Friday, January 22, 2016

Planned Parenthood and Poverty, Infrastrcture Spending and More

I. PP Clinic Shooting and a Doctored Video
Ruth Marcus, a Washington Post columnist, has made the case that Republicans "deserve some blame" for the shooting  at Planned Parenthood clinic in Colorado. Republican politicians who fueled the overwrought and underreported controversy over selling body parts have some measure of responsibility." Marcus adds: ""This, [the video on selling body parts] is, literally, a manufactured issue, cobbled together from doctored videotape and overheated accusations. The organization's activities have been so mischaracterized, and the practice of providing fetal tissue so overblown and so manipulated by lawmakers and politicians, (sic) that blame for the ensuing violence falls more heavily on them." [1]

The federal government funded fetal remains for research purposes to the tune of $76 million in 2014. Stopping such funding will impede research on diseases such as Parkinson's, Alzheimer's and Down syndrome.

II. Defunding Planned Parenthood Will Increase Poverty
1. Poor women are six times more likely to have an unplanned birth than well-off women, partly because healthcare is expensive.

2. Planned Parenthood serves mostly poor women: 79% have incomes at or below 150% of the poverty line and 75% go there for contraception.
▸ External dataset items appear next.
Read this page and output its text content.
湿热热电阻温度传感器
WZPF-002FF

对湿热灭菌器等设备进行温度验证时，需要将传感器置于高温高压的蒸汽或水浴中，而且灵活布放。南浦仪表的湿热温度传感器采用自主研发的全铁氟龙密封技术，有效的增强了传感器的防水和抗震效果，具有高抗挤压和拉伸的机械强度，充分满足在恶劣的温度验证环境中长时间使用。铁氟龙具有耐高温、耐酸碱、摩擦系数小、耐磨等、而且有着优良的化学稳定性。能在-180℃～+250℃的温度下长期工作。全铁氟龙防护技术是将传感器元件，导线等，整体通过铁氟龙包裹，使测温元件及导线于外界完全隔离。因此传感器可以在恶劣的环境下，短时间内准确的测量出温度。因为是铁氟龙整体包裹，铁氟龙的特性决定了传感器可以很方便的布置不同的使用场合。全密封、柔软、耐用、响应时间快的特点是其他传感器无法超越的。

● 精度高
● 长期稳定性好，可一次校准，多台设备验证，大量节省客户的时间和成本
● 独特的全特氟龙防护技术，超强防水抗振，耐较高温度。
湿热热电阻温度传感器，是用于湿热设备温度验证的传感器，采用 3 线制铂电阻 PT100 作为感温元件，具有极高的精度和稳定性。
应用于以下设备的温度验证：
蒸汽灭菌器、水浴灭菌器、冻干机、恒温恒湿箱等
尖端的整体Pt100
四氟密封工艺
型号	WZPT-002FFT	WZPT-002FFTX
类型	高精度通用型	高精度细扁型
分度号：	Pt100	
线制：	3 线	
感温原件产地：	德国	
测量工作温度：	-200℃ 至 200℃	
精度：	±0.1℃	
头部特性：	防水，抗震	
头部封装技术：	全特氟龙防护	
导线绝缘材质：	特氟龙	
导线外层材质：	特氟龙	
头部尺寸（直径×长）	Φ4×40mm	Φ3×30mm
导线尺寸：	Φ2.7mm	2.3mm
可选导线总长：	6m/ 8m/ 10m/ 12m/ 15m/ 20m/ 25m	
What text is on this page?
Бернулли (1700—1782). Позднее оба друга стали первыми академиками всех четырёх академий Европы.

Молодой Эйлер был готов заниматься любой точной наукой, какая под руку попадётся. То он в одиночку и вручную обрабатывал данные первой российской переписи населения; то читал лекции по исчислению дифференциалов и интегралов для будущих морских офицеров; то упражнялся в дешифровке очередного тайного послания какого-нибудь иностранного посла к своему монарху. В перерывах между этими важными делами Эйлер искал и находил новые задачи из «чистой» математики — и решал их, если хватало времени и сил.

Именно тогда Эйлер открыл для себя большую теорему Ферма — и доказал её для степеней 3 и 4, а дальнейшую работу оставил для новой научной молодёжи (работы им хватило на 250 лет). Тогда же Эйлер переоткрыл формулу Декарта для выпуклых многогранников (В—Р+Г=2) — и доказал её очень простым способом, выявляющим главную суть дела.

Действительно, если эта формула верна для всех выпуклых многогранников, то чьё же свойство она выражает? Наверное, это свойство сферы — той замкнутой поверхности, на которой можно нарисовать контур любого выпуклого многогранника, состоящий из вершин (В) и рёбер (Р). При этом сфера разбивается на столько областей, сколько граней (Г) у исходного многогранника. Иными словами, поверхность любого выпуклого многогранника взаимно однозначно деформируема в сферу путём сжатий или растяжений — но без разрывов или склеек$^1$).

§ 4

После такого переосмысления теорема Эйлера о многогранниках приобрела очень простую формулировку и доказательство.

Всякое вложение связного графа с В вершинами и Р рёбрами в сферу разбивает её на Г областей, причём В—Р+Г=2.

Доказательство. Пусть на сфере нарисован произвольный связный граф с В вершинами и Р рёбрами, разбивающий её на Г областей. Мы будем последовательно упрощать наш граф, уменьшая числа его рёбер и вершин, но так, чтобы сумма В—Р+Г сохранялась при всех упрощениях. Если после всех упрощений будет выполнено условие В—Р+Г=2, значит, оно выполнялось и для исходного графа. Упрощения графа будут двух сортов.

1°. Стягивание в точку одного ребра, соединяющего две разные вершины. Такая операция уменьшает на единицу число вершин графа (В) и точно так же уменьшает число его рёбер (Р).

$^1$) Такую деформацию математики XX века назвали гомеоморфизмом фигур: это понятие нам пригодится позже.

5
3. Without contraception and abortion access, poor women fall deeper into poverty, starting the whole cycle over. Women denied an abortion are three times more likely to fall into poverty. [2]

III. Clinton and  Sanders on Infrastructure Spending
Hillary Clinton would increase infrastructure spending by $275 billion, with $250 billion coming from direct public funding and $25 billion coming from the creation of an infrastructure bank. Bernie Sanders has proposed spending which is much more in line with the estimate of the civil engineer's association of the need to spend at least $3 trillion spread over a four-year period.

During the 1980s, civil engineers were proposing spending of $1 trillion to bring the nation's infrastructure to their standards. Even accounting for inflation, the fact that the most recent estimate of $3 trillion is a reflection that, except for the building and repair of highways, which has a separate revenue stream,. the U.S. has hugely neglected  its bridges, water pipes, sewer lines, filtration plants, fuel lines,  repair of city streets and other rebuilding needs that will make for a more productive and safer society.

ADDENDUMS:
* Alabama loses its fight to cut off Medicaid funding to Planned Parenthood clinics and agrees to  pay $51,000 in legal fees.

*The Hill publication reports that 73 more companies back President Obama's climate agenda.

*By December 2014 at the latest, Chicago Mayor Rahm Emanuel's office knew about the dash-cam video of the fatal shooting of a teenager named McDonald, according to NBC Chicago. This disclosure should help the cause of the many Chicagoans who are demanding the resignation of Mayor Emanuel.

*In a 2010 poll, 30% of respondents said there was a racial problem in the United States. Early in 2015, a similar poll found 50% saying there was a racial problem. A December 2015 PBS/Marist poll found 60% believing there was a racial problem. There is no evidence for the cause or causes for this doubling of those who see racism as a problem, yet it is hard to not identify law enforcement as a major cause, given the many instances of excessive use of force, the code of silence among fellow officers and the failure of the judicial system to punish officers who engaged in gross misconduct, ranging from killing unarmed citizens on down.

*Although the U.S. Congress won't touch gun control with a 10-foot pole, 18 states have passed tougher gun buyer background check laws and nine states have adopted laws to keep guns out of the hands of known domestic abusers. The Connecticut governor's move to bar anyone whose name appears on the government's terrorist watch list from buying a gun is being considered by several other states. [3]

Footnotes
[1] Ruth Marcus, "Republican politicians deserve some blame for the Planned Parenthood shooting," The Washington Post, December 1, 2015.

[2] Bryce Covert and Mike Konczal, "Born, Not Free," The Nation, January 11/18, 2015.

[3] Diane Dimond, "States doing what Congress won't on gun control laws," The Albuquerque Journal, January 9, 2016.